Die zerebrale Computertomographie (CCT) ist eine spezielle Röntgenschichtuntersuchung und war die erste bildgebende Methode, mit der grobe Veränderungen im Gehirngewebe ausgelöst wurden. Die Vorteile liegen in der schnellen Verfügbarkeit und Wirtschaftlichkeit. Da jedoch die Auflösung von Gewebeveränderungen im Gehirn anderen Methoden unterlegen ist, hat es aufgrund der damit verbundenen Strahlenexposition ebenfalls an Bedeutung verloren.

MRT-Bildgebung

Bei der Magnetresonanztomographie (MRT oder MRT) werden Bilder durch abwechselnde, starke Magnetfelder erzeugt. Das Bild hat eine deutlich höhere Auflösung und einen besseren Kontrast zwischen grauer und weißer Substanz. Die funktionelle Magnetresonanztomographie (fMRT) steht für spezielle Probleme zur Verfügung, insbesondere in der präoperativen Diagnostik, mit der den entsprechenden kortikalen Bereichen spezifische Gehirnfunktionen zugeordnet werden können.

Behandlung

Ziel der Behandlung von Epilepsie ist es, eine vollständige Anfallsfreiheit mit möglichst geringen Nebenwirkungen zu erreichen. Personen, die dem Patienten nahe stehen, sollten sich mit Erster Hilfe auskennen. Bei Kindern soll die Therapie auch eine unbeeinträchtigte Entwicklung gewährleisten. Alle Patienten erhalten einen Lebensstil, der ihren Fähigkeiten und Talenten gerecht wird. Es muss unterschieden werden zwischen der Akutbehandlung eines epileptischen Anfalls und einer dauerhaften Behandlung. Dies hängt auch von der Art des Anfalls ab.

Diese therapeutischen Ziele werden in erster Linie durch geeignete medikamentöse Behandlung und klinische Studien erreicht. Mit Hilfe einer Monotherapie mit Carbamazepin, Eslicarbazepinacetat, Lamotrigin, Levetiracetam, Oxcarbazepin, Valproinsäure oder einem anderen Antikonvulsivum ist es in etwa zwei Dritteln der Fälle möglich, Anfälle zu kontrollieren.

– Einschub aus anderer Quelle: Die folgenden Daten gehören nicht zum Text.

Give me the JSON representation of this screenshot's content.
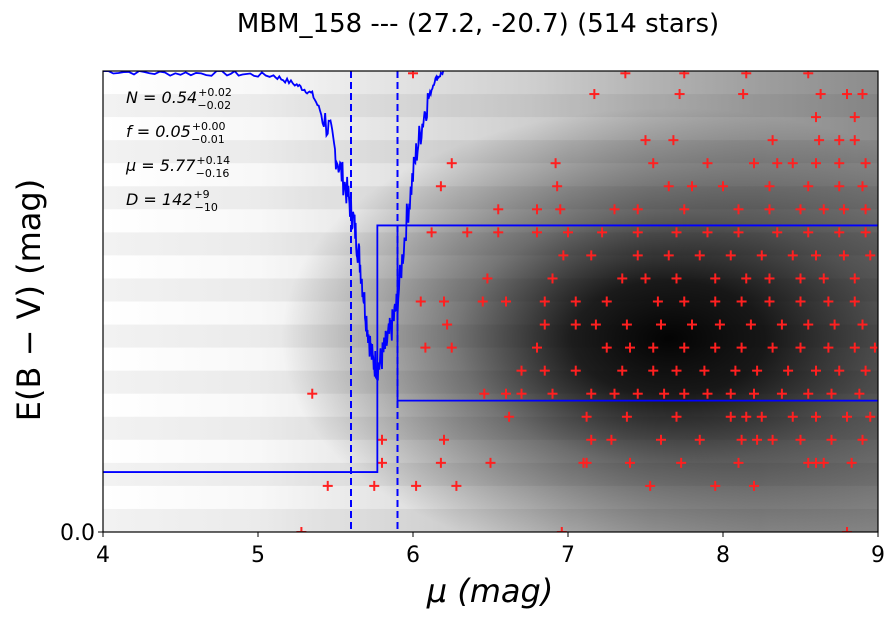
{
  "chart_data": {
    "type": "scatter",
    "title": "MBM_158 --- (27.2, -20.7) (514 stars)",
    "xlabel": "μ (mag)",
    "ylabel": "E(B − V) (mag)",
    "xlim": [
      4,
      9
    ],
    "ylim": [
      0,
      1
    ],
    "x_ticks": [
      "4",
      "5",
      "6",
      "7",
      "8",
      "9"
    ],
    "y_ticks": [
      "0.0"
    ],
    "annotations": [
      {
        "main": "N = 0.54",
        "sup": "+0.02",
        "sub": "−0.02"
      },
      {
        "main": "f = 0.05",
        "sup": "+0.00",
        "sub": "−0.01"
      },
      {
        "main": "μ = 5.77",
        "sup": "+0.14",
        "sub": "−0.16"
      },
      {
        "main": "D = 142",
        "sup": "+9",
        "sub": "−10"
      }
    ],
    "dashed_lines_x": [
      5.6,
      5.9
    ],
    "step_model": [
      {
        "x": 4.0,
        "y": 0.13
      },
      {
        "x": 5.77,
        "y": 0.13
      },
      {
        "x": 5.77,
        "y": 0.665
      },
      {
        "x": 9.0,
        "y": 0.665
      }
    ],
    "step_model_upper": [
      {
        "x": 5.9,
        "y": 0.665
      },
      {
        "x": 5.9,
        "y": 0.285
      },
      {
        "x": 9.0,
        "y": 0.285
      }
    ],
    "probability_curve": [
      {
        "x": 4.0,
        "y": 1.0
      },
      {
        "x": 4.4,
        "y": 0.995
      },
      {
        "x": 4.8,
        "y": 0.995
      },
      {
        "x": 5.1,
        "y": 0.99
      },
      {
        "x": 5.25,
        "y": 0.97
      },
      {
        "x": 5.35,
        "y": 0.95
      },
      {
        "x": 5.45,
        "y": 0.88
      },
      {
        "x": 5.52,
        "y": 0.8
      },
      {
        "x": 5.58,
        "y": 0.73
      },
      {
        "x": 5.62,
        "y": 0.67
      },
      {
        "x": 5.66,
        "y": 0.58
      },
      {
        "x": 5.7,
        "y": 0.46
      },
      {
        "x": 5.74,
        "y": 0.37
      },
      {
        "x": 5.78,
        "y": 0.36
      },
      {
        "x": 5.82,
        "y": 0.4
      },
      {
        "x": 5.86,
        "y": 0.44
      },
      {
        "x": 5.9,
        "y": 0.5
      },
      {
        "x": 5.96,
        "y": 0.68
      },
      {
        "x": 6.02,
        "y": 0.82
      },
      {
        "x": 6.08,
        "y": 0.92
      },
      {
        "x": 6.14,
        "y": 0.98
      },
      {
        "x": 6.2,
        "y": 1.0
      }
    ],
    "stars": [
      {
        "x": 5.28,
        "y": 0.0
      },
      {
        "x": 6.96,
        "y": 0.0
      },
      {
        "x": 8.8,
        "y": 0.0
      },
      {
        "x": 5.45,
        "y": 0.1
      },
      {
        "x": 5.75,
        "y": 0.1
      },
      {
        "x": 6.02,
        "y": 0.1
      },
      {
        "x": 6.28,
        "y": 0.1
      },
      {
        "x": 7.53,
        "y": 0.1
      },
      {
        "x": 7.95,
        "y": 0.1
      },
      {
        "x": 8.2,
        "y": 0.1
      },
      {
        "x": 5.8,
        "y": 0.15
      },
      {
        "x": 6.18,
        "y": 0.15
      },
      {
        "x": 6.5,
        "y": 0.15
      },
      {
        "x": 7.1,
        "y": 0.15
      },
      {
        "x": 7.12,
        "y": 0.15
      },
      {
        "x": 7.4,
        "y": 0.15
      },
      {
        "x": 7.73,
        "y": 0.15
      },
      {
        "x": 8.1,
        "y": 0.15
      },
      {
        "x": 8.55,
        "y": 0.15
      },
      {
        "x": 8.6,
        "y": 0.15
      },
      {
        "x": 8.65,
        "y": 0.15
      },
      {
        "x": 8.83,
        "y": 0.15
      },
      {
        "x": 5.8,
        "y": 0.2
      },
      {
        "x": 6.2,
        "y": 0.2
      },
      {
        "x": 7.15,
        "y": 0.2
      },
      {
        "x": 7.28,
        "y": 0.2
      },
      {
        "x": 7.6,
        "y": 0.2
      },
      {
        "x": 7.85,
        "y": 0.2
      },
      {
        "x": 8.12,
        "y": 0.2
      },
      {
        "x": 8.22,
        "y": 0.2
      },
      {
        "x": 8.32,
        "y": 0.2
      },
      {
        "x": 8.5,
        "y": 0.2
      },
      {
        "x": 8.7,
        "y": 0.2
      },
      {
        "x": 8.9,
        "y": 0.2
      },
      {
        "x": 6.62,
        "y": 0.25
      },
      {
        "x": 7.12,
        "y": 0.25
      },
      {
        "x": 7.38,
        "y": 0.25
      },
      {
        "x": 7.7,
        "y": 0.25
      },
      {
        "x": 8.05,
        "y": 0.25
      },
      {
        "x": 8.15,
        "y": 0.25
      },
      {
        "x": 8.25,
        "y": 0.25
      },
      {
        "x": 8.45,
        "y": 0.25
      },
      {
        "x": 8.6,
        "y": 0.25
      },
      {
        "x": 8.8,
        "y": 0.25
      },
      {
        "x": 8.95,
        "y": 0.25
      },
      {
        "x": 5.35,
        "y": 0.3
      },
      {
        "x": 6.46,
        "y": 0.3
      },
      {
        "x": 6.6,
        "y": 0.3
      },
      {
        "x": 6.7,
        "y": 0.3
      },
      {
        "x": 6.9,
        "y": 0.3
      },
      {
        "x": 7.15,
        "y": 0.3
      },
      {
        "x": 7.3,
        "y": 0.3
      },
      {
        "x": 7.45,
        "y": 0.3
      },
      {
        "x": 7.62,
        "y": 0.3
      },
      {
        "x": 7.75,
        "y": 0.3
      },
      {
        "x": 7.9,
        "y": 0.3
      },
      {
        "x": 8.05,
        "y": 0.3
      },
      {
        "x": 8.2,
        "y": 0.3
      },
      {
        "x": 8.38,
        "y": 0.3
      },
      {
        "x": 8.55,
        "y": 0.3
      },
      {
        "x": 8.7,
        "y": 0.3
      },
      {
        "x": 8.88,
        "y": 0.3
      },
      {
        "x": 6.7,
        "y": 0.35
      },
      {
        "x": 6.85,
        "y": 0.35
      },
      {
        "x": 7.05,
        "y": 0.35
      },
      {
        "x": 7.35,
        "y": 0.35
      },
      {
        "x": 7.55,
        "y": 0.35
      },
      {
        "x": 7.7,
        "y": 0.35
      },
      {
        "x": 7.88,
        "y": 0.35
      },
      {
        "x": 8.08,
        "y": 0.35
      },
      {
        "x": 8.22,
        "y": 0.35
      },
      {
        "x": 8.42,
        "y": 0.35
      },
      {
        "x": 8.6,
        "y": 0.35
      },
      {
        "x": 8.75,
        "y": 0.35
      },
      {
        "x": 8.92,
        "y": 0.35
      },
      {
        "x": 6.08,
        "y": 0.4
      },
      {
        "x": 6.25,
        "y": 0.4
      },
      {
        "x": 6.8,
        "y": 0.4
      },
      {
        "x": 7.25,
        "y": 0.4
      },
      {
        "x": 7.4,
        "y": 0.4
      },
      {
        "x": 7.55,
        "y": 0.4
      },
      {
        "x": 7.75,
        "y": 0.4
      },
      {
        "x": 7.95,
        "y": 0.4
      },
      {
        "x": 8.12,
        "y": 0.4
      },
      {
        "x": 8.32,
        "y": 0.4
      },
      {
        "x": 8.5,
        "y": 0.4
      },
      {
        "x": 8.68,
        "y": 0.4
      },
      {
        "x": 8.85,
        "y": 0.4
      },
      {
        "x": 8.98,
        "y": 0.4
      },
      {
        "x": 6.22,
        "y": 0.45
      },
      {
        "x": 6.85,
        "y": 0.45
      },
      {
        "x": 7.05,
        "y": 0.45
      },
      {
        "x": 7.18,
        "y": 0.45
      },
      {
        "x": 7.38,
        "y": 0.45
      },
      {
        "x": 7.6,
        "y": 0.45
      },
      {
        "x": 7.8,
        "y": 0.45
      },
      {
        "x": 7.98,
        "y": 0.45
      },
      {
        "x": 8.18,
        "y": 0.45
      },
      {
        "x": 8.38,
        "y": 0.45
      },
      {
        "x": 8.55,
        "y": 0.45
      },
      {
        "x": 8.72,
        "y": 0.45
      },
      {
        "x": 8.9,
        "y": 0.45
      },
      {
        "x": 6.05,
        "y": 0.5
      },
      {
        "x": 6.2,
        "y": 0.5
      },
      {
        "x": 6.45,
        "y": 0.5
      },
      {
        "x": 6.6,
        "y": 0.5
      },
      {
        "x": 6.85,
        "y": 0.5
      },
      {
        "x": 7.05,
        "y": 0.5
      },
      {
        "x": 7.25,
        "y": 0.5
      },
      {
        "x": 7.58,
        "y": 0.5
      },
      {
        "x": 7.75,
        "y": 0.5
      },
      {
        "x": 7.95,
        "y": 0.5
      },
      {
        "x": 8.12,
        "y": 0.5
      },
      {
        "x": 8.3,
        "y": 0.5
      },
      {
        "x": 8.5,
        "y": 0.5
      },
      {
        "x": 8.68,
        "y": 0.5
      },
      {
        "x": 8.85,
        "y": 0.5
      },
      {
        "x": 6.48,
        "y": 0.55
      },
      {
        "x": 6.9,
        "y": 0.55
      },
      {
        "x": 7.35,
        "y": 0.55
      },
      {
        "x": 7.5,
        "y": 0.55
      },
      {
        "x": 7.7,
        "y": 0.55
      },
      {
        "x": 7.95,
        "y": 0.55
      },
      {
        "x": 8.15,
        "y": 0.55
      },
      {
        "x": 8.3,
        "y": 0.55
      },
      {
        "x": 8.5,
        "y": 0.55
      },
      {
        "x": 8.65,
        "y": 0.55
      },
      {
        "x": 8.85,
        "y": 0.55
      },
      {
        "x": 6.97,
        "y": 0.6
      },
      {
        "x": 7.15,
        "y": 0.6
      },
      {
        "x": 7.45,
        "y": 0.6
      },
      {
        "x": 7.65,
        "y": 0.6
      },
      {
        "x": 7.85,
        "y": 0.6
      },
      {
        "x": 8.05,
        "y": 0.6
      },
      {
        "x": 8.25,
        "y": 0.6
      },
      {
        "x": 8.45,
        "y": 0.6
      },
      {
        "x": 8.6,
        "y": 0.6
      },
      {
        "x": 8.78,
        "y": 0.6
      },
      {
        "x": 8.95,
        "y": 0.6
      },
      {
        "x": 6.12,
        "y": 0.65
      },
      {
        "x": 6.35,
        "y": 0.65
      },
      {
        "x": 6.55,
        "y": 0.65
      },
      {
        "x": 6.8,
        "y": 0.65
      },
      {
        "x": 7.0,
        "y": 0.65
      },
      {
        "x": 7.22,
        "y": 0.65
      },
      {
        "x": 7.45,
        "y": 0.65
      },
      {
        "x": 7.7,
        "y": 0.65
      },
      {
        "x": 7.9,
        "y": 0.65
      },
      {
        "x": 8.1,
        "y": 0.65
      },
      {
        "x": 8.35,
        "y": 0.65
      },
      {
        "x": 8.55,
        "y": 0.65
      },
      {
        "x": 8.75,
        "y": 0.65
      },
      {
        "x": 8.92,
        "y": 0.65
      },
      {
        "x": 6.55,
        "y": 0.7
      },
      {
        "x": 6.8,
        "y": 0.7
      },
      {
        "x": 6.95,
        "y": 0.7
      },
      {
        "x": 7.3,
        "y": 0.7
      },
      {
        "x": 7.45,
        "y": 0.7
      },
      {
        "x": 7.75,
        "y": 0.7
      },
      {
        "x": 8.1,
        "y": 0.7
      },
      {
        "x": 8.3,
        "y": 0.7
      },
      {
        "x": 8.5,
        "y": 0.7
      },
      {
        "x": 8.65,
        "y": 0.7
      },
      {
        "x": 8.78,
        "y": 0.7
      },
      {
        "x": 8.92,
        "y": 0.7
      },
      {
        "x": 6.18,
        "y": 0.75
      },
      {
        "x": 6.93,
        "y": 0.75
      },
      {
        "x": 7.65,
        "y": 0.75
      },
      {
        "x": 7.8,
        "y": 0.75
      },
      {
        "x": 8.0,
        "y": 0.75
      },
      {
        "x": 8.3,
        "y": 0.75
      },
      {
        "x": 8.55,
        "y": 0.75
      },
      {
        "x": 8.75,
        "y": 0.75
      },
      {
        "x": 8.9,
        "y": 0.75
      },
      {
        "x": 6.25,
        "y": 0.8
      },
      {
        "x": 6.92,
        "y": 0.8
      },
      {
        "x": 7.55,
        "y": 0.8
      },
      {
        "x": 7.9,
        "y": 0.8
      },
      {
        "x": 8.2,
        "y": 0.8
      },
      {
        "x": 8.35,
        "y": 0.8
      },
      {
        "x": 8.45,
        "y": 0.8
      },
      {
        "x": 8.6,
        "y": 0.8
      },
      {
        "x": 8.75,
        "y": 0.8
      },
      {
        "x": 8.92,
        "y": 0.8
      },
      {
        "x": 7.5,
        "y": 0.85
      },
      {
        "x": 7.68,
        "y": 0.85
      },
      {
        "x": 8.32,
        "y": 0.85
      },
      {
        "x": 8.62,
        "y": 0.85
      },
      {
        "x": 8.75,
        "y": 0.85
      },
      {
        "x": 8.85,
        "y": 0.85
      },
      {
        "x": 8.6,
        "y": 0.9
      },
      {
        "x": 8.85,
        "y": 0.9
      },
      {
        "x": 7.17,
        "y": 0.95
      },
      {
        "x": 7.72,
        "y": 0.95
      },
      {
        "x": 8.13,
        "y": 0.95
      },
      {
        "x": 8.63,
        "y": 0.95
      },
      {
        "x": 8.8,
        "y": 0.95
      },
      {
        "x": 8.9,
        "y": 0.95
      },
      {
        "x": 6.0,
        "y": 0.995
      },
      {
        "x": 7.37,
        "y": 0.995
      },
      {
        "x": 7.75,
        "y": 0.995
      },
      {
        "x": 8.15,
        "y": 0.995
      },
      {
        "x": 8.55,
        "y": 0.995
      }
    ],
    "grid": false,
    "colors": {
      "stars": "#ff2020",
      "model": "#0000ff",
      "background_dark": "#000000",
      "background_light": "#ffffff"
    }
  }
}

Die übrigen Patienten werden als arzneimittelresistente Epilepsie bezeichnet. Obwohl der zusätzliche Einsatz weiterer Antiepileptika (Zusatztherapie) bei pharmakoresistenten Epilepsiepatienten selten zu einem dauerhaften anfallsfreien Überleben führt (etwa 10 Prozent), können partielle Anfallserfolge wie eine verringerte Anfallshäufigkeit oder mildere Formen von Anfällen auftreten erreicht. Es hat sich auch gezeigt, dass die Behandlung mit ketogener Diät hilft.

Pharmakoresistente Epilepsiepatienten sollten ebenfalls frühzeitig untersucht werden, um festzustellen, ob sie für eine Epilepsieoperation geeignet sind. Eine Epilepsieoperation kann Epilepsie bei pharmakoresistenten fokalen Epilepsien “heilen”, wenn der epileptogene Bereich im Gehirn genau identifiziert werden kann und operierbar ist. Die Wahrscheinlichkeit einer anfallsfreien Epilepsieoperation liegt je nach Befundkonstellation bei 50 bis 80 Prozent.

Das United States National Institute of Neuorological Disorders and Stroke hat viele Ressourcen für Patienten sowie die Zentrum für Krankheitskontrolle und Prävention.